When fitting a linear GAM
model in python
imposing n_splines=5, a piecewise-linear function is fitted:
import statsmodels.api as sm
from pygam import LinearGAM
data = sm.datasets.get_rdataset('mtcars').data
Y = data['mpg']
X = data.drop("mpg",axis=1)
model = LinearGAM(spline_order=1,n_splines=5).fit(X, Y)
By using .coef
from fitted model, the coefficientes for every splines can be recovered for further analysis:
model.coef_
However, how can we obtain the sections of each of the 5 splines for each variable?
As an example, for cyl
variable we would fit the following splines:
The 5 sections are determined by the knots, so, in the plot we would see the variable limits for the computed betas. (i.e.:4-5,5-6,6-7,7-8).
The only thing I find in the documentation the method model.edge_knots
which is
array-like of floats of length 2. The minimum and maximum domain of the spline function.

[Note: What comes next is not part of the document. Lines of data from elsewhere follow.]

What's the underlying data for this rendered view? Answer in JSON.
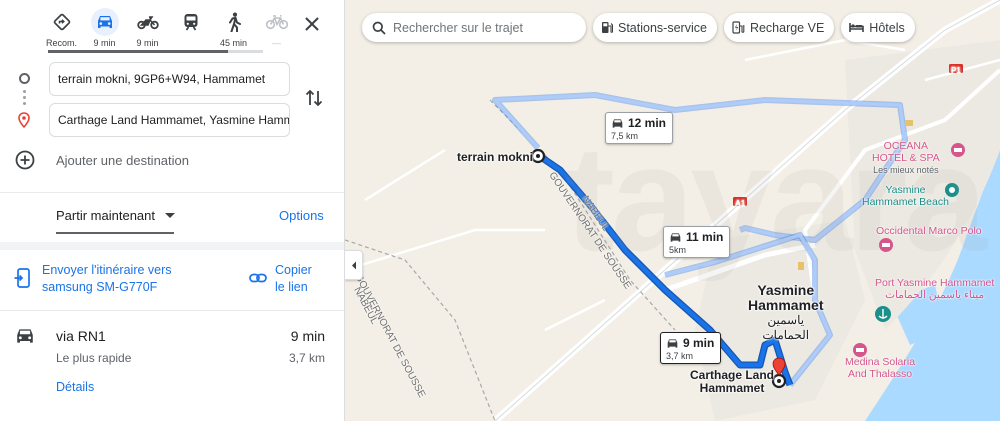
{
  "panel": {
    "modes": [
      {
        "name": "recommended",
        "label": "Recom."
      },
      {
        "name": "car",
        "label": "9 min"
      },
      {
        "name": "motorcycle",
        "label": "9 min"
      },
      {
        "name": "transit",
        "label": ""
      },
      {
        "name": "walk",
        "label": "45 min"
      },
      {
        "name": "bike",
        "label": "—"
      }
    ],
    "origin_value": "terrain mokni, 9GP6+W94, Hammamet",
    "destination_value": "Carthage Land Hammamet, Yasmine Hammamet",
    "add_destination": "Ajouter une destination",
    "depart": "Partir maintenant",
    "options": "Options",
    "send_label": "Envoyer l'itinéraire vers samsung SM-G770F",
    "send_line1": "Envoyer l'itinéraire vers",
    "send_line2": "samsung SM-G770F",
    "copy_line1": "Copier",
    "copy_line2": "le lien",
    "route": {
      "via": "via RN1",
      "duration": "9 min",
      "subtitle": "Le plus rapide",
      "distance": "3,7 km",
      "details": "Détails"
    }
  },
  "map": {
    "search_placeholder": "Rechercher sur le trajet",
    "chips": [
      "Stations-service",
      "Recharge VE",
      "Hôtels"
    ],
    "bubbles": [
      {
        "time": "12 min",
        "dist": "7,5 km"
      },
      {
        "time": "11 min",
        "dist": "5km"
      },
      {
        "time": "9 min",
        "dist": "3,7 km"
      }
    ],
    "places": {
      "origin": "terrain mokni",
      "destination_line1": "Carthage Land",
      "destination_line2": "Hammamet",
      "yasmine_line1": "Yasmine",
      "yasmine_line2": "Hammamet",
      "yasmine_ar_line1": "ياسمين",
      "yasmine_ar_line2": "الحمامات",
      "oceana_line1": "OCEANA",
      "oceana_line2": "HOTEL & SPA",
      "oceana_sub": "Les mieux notés",
      "beach_line1": "Yasmine",
      "beach_line2": "Hammamet Beach",
      "occidental": "Occidental Marco Polo",
      "port_line1": "Port Yasmine Hammamet",
      "port_line2": "ميناء ياسمين الحمامات",
      "medina_line1": "Medina Solaria",
      "medina_line2": "And Thalasso"
    },
    "roads": {
      "a1": "A1",
      "p1": "P1",
      "gouvernorat": "GOUVERNORAT DE SOUSSE",
      "nabeul": "NABEUL",
      "nabeul_left": "NABEUL",
      "sousse_left": "GOUVERNORAT DE SOUSSE"
    },
    "watermark": "tayara",
    "colors": {
      "route_main": "#1a73e8",
      "route_alt": "#aecbfa",
      "water": "#aadaff",
      "land": "#f3efe6",
      "hotel_pink": "#d5568b",
      "poi_teal": "#1a8f8b"
    }
  }
}
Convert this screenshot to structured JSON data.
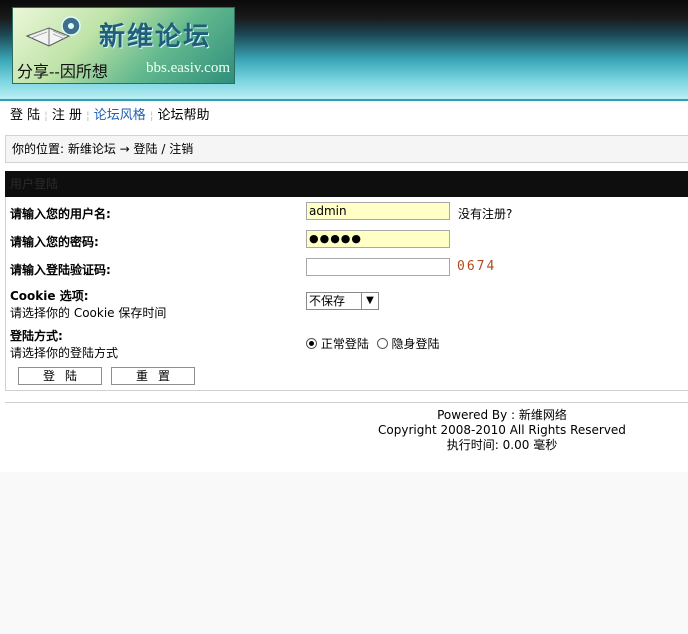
{
  "logo": {
    "title": "新维论坛",
    "slogan": "分享--因所想",
    "domain": "bbs.easiv.com"
  },
  "nav": {
    "login": "登 陆",
    "register": "注 册",
    "style": "论坛风格",
    "help": "论坛帮助"
  },
  "breadcrumb": "你的位置: 新维论坛 → 登陆 / 注销",
  "panel": {
    "title": "用户登陆"
  },
  "form": {
    "username_label": "请输入您的用户名:",
    "username_value": "admin",
    "no_account": "没有注册?",
    "password_label": "请输入您的密码:",
    "password_value": "●●●●●",
    "captcha_label": "请输入登陆验证码:",
    "captcha_code": "0674",
    "cookie_label": "Cookie 选项:",
    "cookie_desc": "请选择你的 Cookie 保存时间",
    "cookie_selected": "不保存",
    "mode_label": "登陆方式:",
    "mode_desc": "请选择你的登陆方式",
    "mode_normal": "正常登陆",
    "mode_hidden": "隐身登陆",
    "submit_label": "登陆",
    "reset_label": "重置"
  },
  "footer": {
    "powered": "Powered By : 新维网络",
    "copyright": "Copyright 2008-2010 All Rights Reserved",
    "exec_time": "执行时间: 0.00 毫秒"
  },
  "colors": {
    "header_dark": "#0a0a0a",
    "header_teal": "#3aa7b8",
    "input_yellow": "#ffffc6",
    "captcha": "#b34a1c",
    "link_active": "#1f5fb4"
  }
}
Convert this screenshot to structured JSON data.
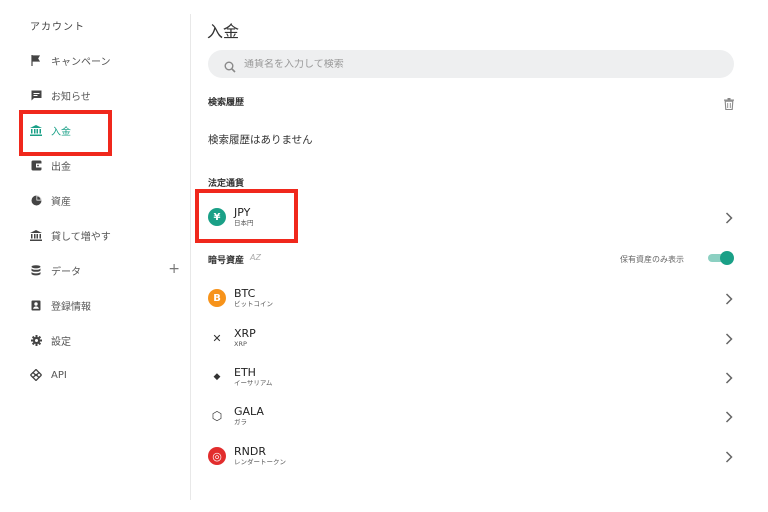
{
  "sidebar": {
    "title": "アカウント",
    "items": [
      {
        "label": "キャンペーン",
        "icon": "flag-icon"
      },
      {
        "label": "お知らせ",
        "icon": "message-icon"
      },
      {
        "label": "入金",
        "icon": "bank-icon"
      },
      {
        "label": "出金",
        "icon": "wallet-icon"
      },
      {
        "label": "資産",
        "icon": "pie-chart-icon"
      },
      {
        "label": "貸して増やす",
        "icon": "bank-icon"
      },
      {
        "label": "データ",
        "icon": "database-icon",
        "expand": "+"
      },
      {
        "label": "登録情報",
        "icon": "id-card-icon"
      },
      {
        "label": "設定",
        "icon": "gear-icon"
      },
      {
        "label": "API",
        "icon": "api-icon"
      }
    ],
    "active_index": 2
  },
  "main": {
    "title": "入金",
    "search": {
      "placeholder": "通貨名を入力して検索",
      "value": ""
    },
    "history": {
      "label": "検索履歴",
      "empty": "検索履歴はありません"
    },
    "fiat": {
      "label": "法定通貨",
      "items": [
        {
          "symbol": "JPY",
          "name": "日本円",
          "icon_text": "¥",
          "color": "#1aa087"
        }
      ]
    },
    "crypto": {
      "label": "暗号資産",
      "sort_icon": "AZ",
      "toggle_label": "保有資産のみ表示",
      "toggle_on": true,
      "items": [
        {
          "symbol": "BTC",
          "name": "ビットコイン",
          "icon_text": "B",
          "color": "#f7931a"
        },
        {
          "symbol": "XRP",
          "name": "XRP",
          "icon_text": "✕",
          "color": "#ffffff"
        },
        {
          "symbol": "ETH",
          "name": "イーサリアム",
          "icon_text": "◆",
          "color": "#ffffff"
        },
        {
          "symbol": "GALA",
          "name": "ガラ",
          "icon_text": "⬡",
          "color": "#ffffff"
        },
        {
          "symbol": "RNDR",
          "name": "レンダートークン",
          "icon_text": "◎",
          "color": "#e22d2d"
        }
      ]
    }
  },
  "colors": {
    "accent": "#1aa087",
    "highlight": "#f0281c"
  }
}
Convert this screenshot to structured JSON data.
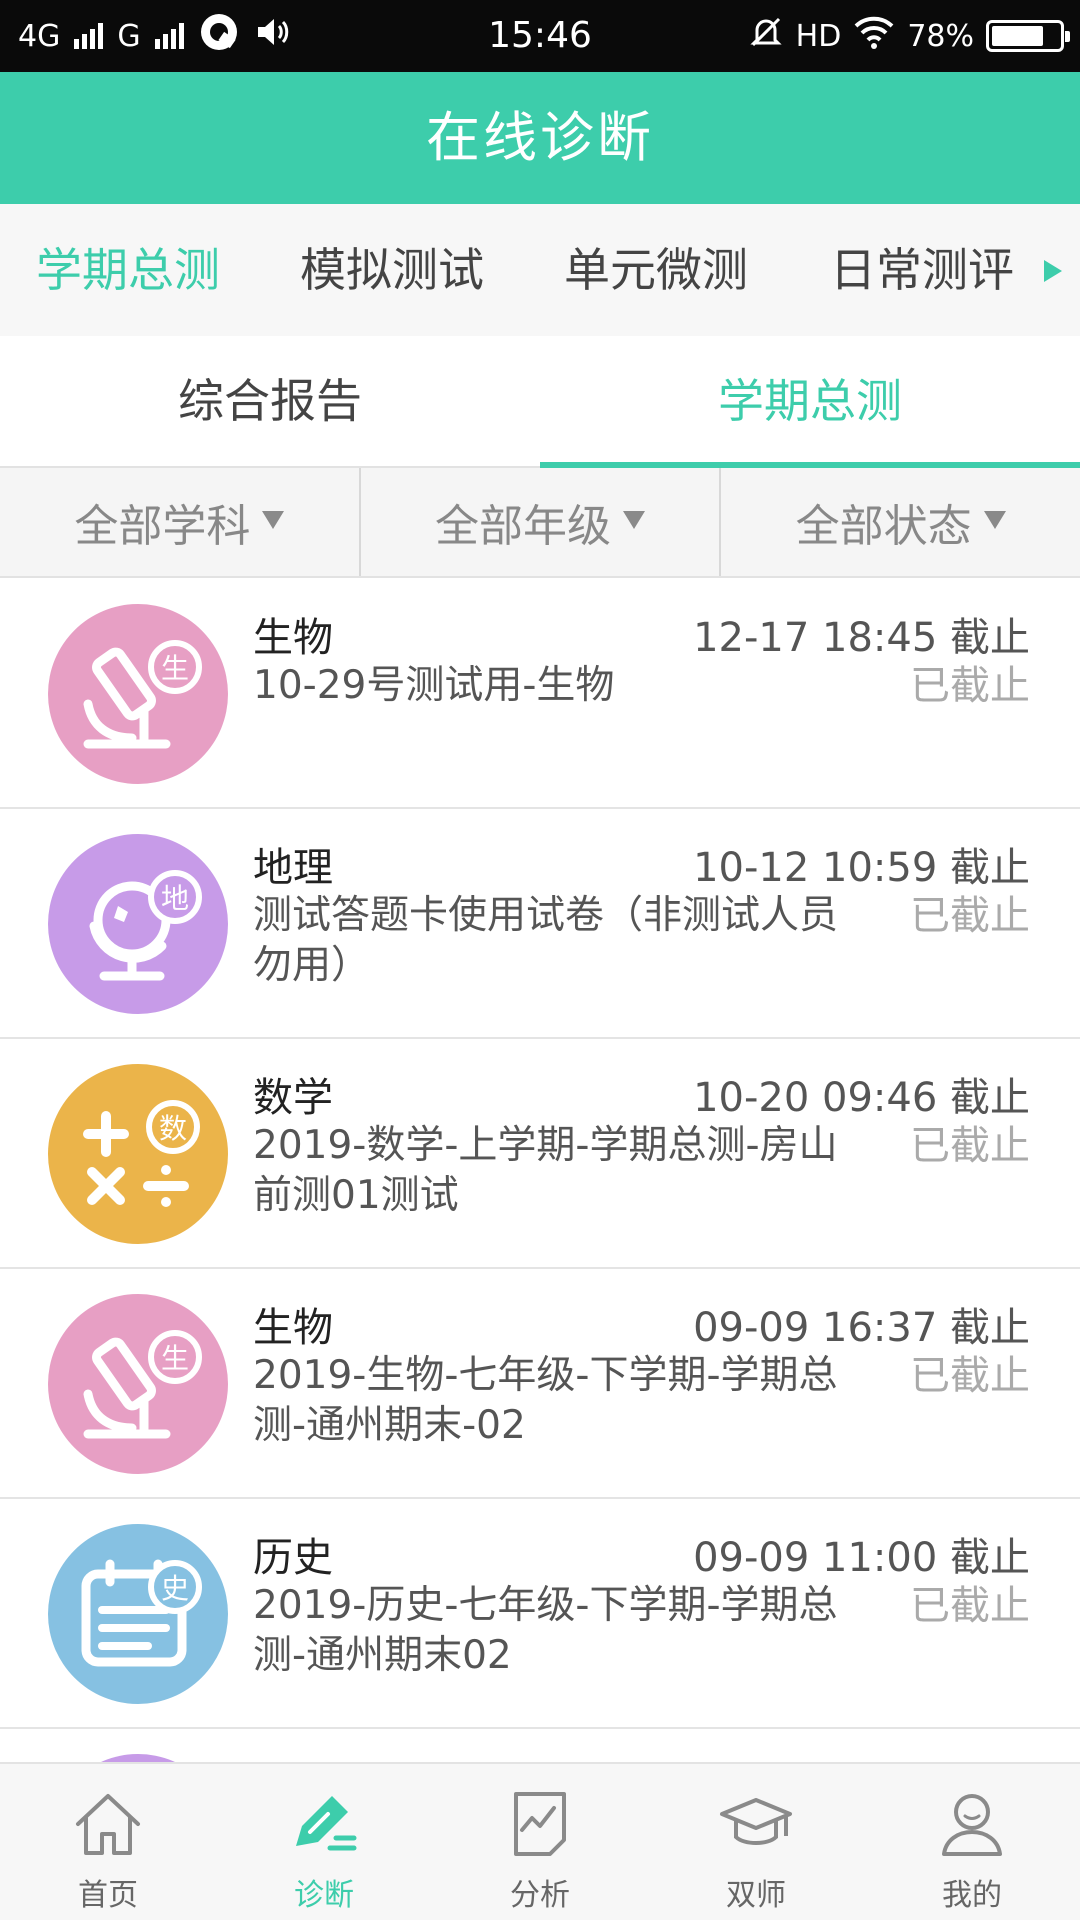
{
  "status_bar": {
    "network_1": "4G",
    "network_2": "G",
    "time": "15:46",
    "hd": "HD",
    "battery": "78%"
  },
  "header": {
    "title": "在线诊断"
  },
  "category_tabs": {
    "items": [
      {
        "label": "学期总测",
        "active": true
      },
      {
        "label": "模拟测试",
        "active": false
      },
      {
        "label": "单元微测",
        "active": false
      },
      {
        "label": "日常测评",
        "active": false
      }
    ]
  },
  "sub_tabs": {
    "items": [
      {
        "label": "综合报告",
        "active": false
      },
      {
        "label": "学期总测",
        "active": true
      }
    ]
  },
  "filters": {
    "items": [
      {
        "label": "全部学科"
      },
      {
        "label": "全部年级"
      },
      {
        "label": "全部状态"
      }
    ]
  },
  "exams": [
    {
      "subject": "生物",
      "icon": "microscope-icon",
      "badge": "生",
      "color": "#e79fc4",
      "deadline": "12-17 18:45 截止",
      "title": "10-29号测试用-生物",
      "status": "已截止"
    },
    {
      "subject": "地理",
      "icon": "globe-icon",
      "badge": "地",
      "color": "#c79be8",
      "deadline": "10-12 10:59 截止",
      "title": "测试答题卡使用试卷（非测试人员勿用）",
      "status": "已截止"
    },
    {
      "subject": "数学",
      "icon": "math-icon",
      "badge": "数",
      "color": "#ebb44a",
      "deadline": "10-20 09:46 截止",
      "title": "2019-数学-上学期-学期总测-房山前测01测试",
      "status": "已截止"
    },
    {
      "subject": "生物",
      "icon": "microscope-icon",
      "badge": "生",
      "color": "#e79fc4",
      "deadline": "09-09 16:37 截止",
      "title": "2019-生物-七年级-下学期-学期总测-通州期末-02",
      "status": "已截止"
    },
    {
      "subject": "历史",
      "icon": "calendar-icon",
      "badge": "史",
      "color": "#86c1e2",
      "deadline": "09-09 11:00 截止",
      "title": "2019-历史-七年级-下学期-学期总测-通州期末02",
      "status": "已截止"
    }
  ],
  "bottom_nav": {
    "items": [
      {
        "label": "首页",
        "icon": "home-icon",
        "active": false
      },
      {
        "label": "诊断",
        "icon": "diagnose-icon",
        "active": true
      },
      {
        "label": "分析",
        "icon": "analysis-icon",
        "active": false
      },
      {
        "label": "双师",
        "icon": "graduation-cap-icon",
        "active": false
      },
      {
        "label": "我的",
        "icon": "user-icon",
        "active": false
      }
    ]
  },
  "colors": {
    "accent": "#3dcdab",
    "muted": "#aaaaaa"
  }
}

In this example it corresponds for cyl
to [4,8].
Finally I have come up with a solution, in this one I use partial dependence to calculate the function with its slope changes. In this one I take double differences and with it the change of slope.
XX = model_gam.generate_X_grid(term=i)
pdep, confi = model_gam.partial_dependence(term=i, X=XX, width=0.95)
first_diff = [float("{:.3f}".format(i)) for i in np.diff(pdep)]
second_diff = abs(np.diff(first_derivative))
values_list = XX[np.where(second_diff > 0)[0],i]
This leads to this result which is suboptimal:
But seems a good enough first apporach.